E questo non è un punto secondario. Le croci di vetta di cui si parla - come riporta il portale del Cai - risalgono per la maggior parte al periodo compreso tra la seconda metà del XIX e la prima metà del XX secolo. Dunque, innanzitutto, oggi non c’è questa presunta “emergenza” di evitare chissà quale proliferazione di nuove croci. D’altra parte, presentare la croce come anacronistica e divisiva pone come minimo un problema di prudenza, perché il discorso investe evidentemente non solo le croci sulle vette - il che è già problematico - ma tutte le croci e i simboli cristiani negli spazi e luoghi pubblici. Le assurdità da politicamente corretto della nostra epoca - quelle sì divisive, nel senso negativo del termine - stanno lì a ricordarcelo. E la storia ci dice che quando serpeggia un clima culturale così, basta nulla perché dalla persecuzione ai simboli si passi a quella alle persone che in quei simboli si riconoscono.
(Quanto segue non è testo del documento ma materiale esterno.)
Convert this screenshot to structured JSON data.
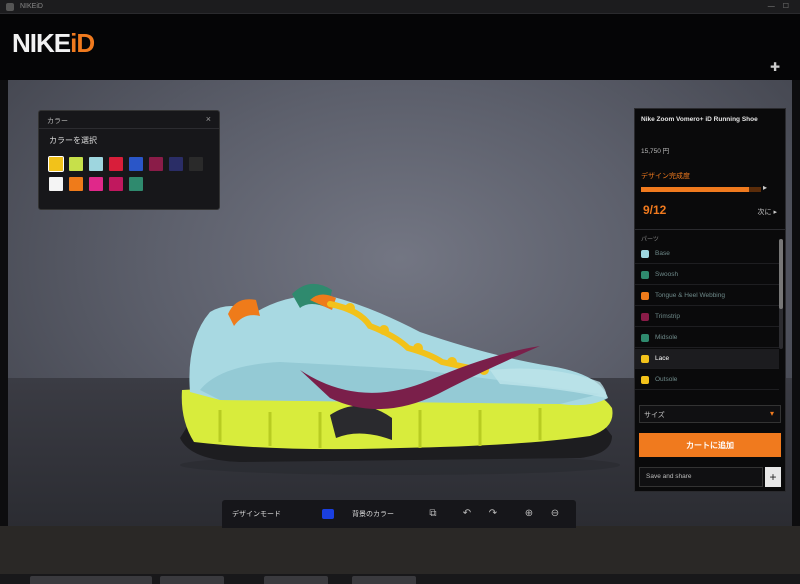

Riguardo, poi, all’invocata neutralità o “laicità”, c’è bisogno di ricordare - come faceva Stefano Fontana sulla Bussola - che uno Stato veramente laico non è né antireligioso né indifferentista, ma dovrebbe interessarsi, per il bene comune, alla verità delle religioni. Del resto, quando il Signore dice di dare a Cesare quel che è di Cesare e a Dio quel che è di Dio, è chiaro che i due termini non sono da intendere come uguali, perché l’autorità di uno (Cesare) discende ed è subordinata a quella dell’Altro (Dio), il quale ci chiama ad aderire alla verità, che non è un’ideologia bensì una persona: Suo Figlio, Gesù crocifisso e risorto.

La croce non ammette neutralità. In questo senso, drammatico ma orientato al bene, divide, dovendo noi scegliere se stare con Chi vi è stato inchiodato o contro di Lui, se con la Sua stirpe o con quella del divisore per eccellenza (il diavolo). Nel primo caso si tratta di seguire questa parola di Gesù: «Vi do un comandamento nuovo: che vi amiate gli uni gli altri. Come io ho amato voi, così amatevi anche voi gli uni gli altri» (Gv 13,34). Quali siano le conseguenze del mettere in pratica un simile insegnamento, o rigettarlo, è facilmente comprensibile. Peccato che personaggi di punta del Club Alpino Italiano, oggi, non lo riconoscano.

Eppure, uno che fu socio del Cai, il beato Piergiorgio Frassati, aveva ben chiaro che i monti e le loro cime, oltre a essere un motivo di gioia per i sensi, ci chiamano a riconoscerci figli ed elevare la nostra anima a Dio: «Ogni giorno m’innamoro sempre più delle montagne e vorrei, se i miei studi me lo permettessero, passare intere giornate sui monti a contemplare in quell’aria pura la Grandezza del Creatore», scriveva il giovane Frassati, beatificato da un altro grande amante delle montagne, san Giovanni Paolo II. Anche lui carico di stupore di fronte alla bellezza delle vette e alla meta eterna di cui esse, in un’ottica autentica, sono metafora.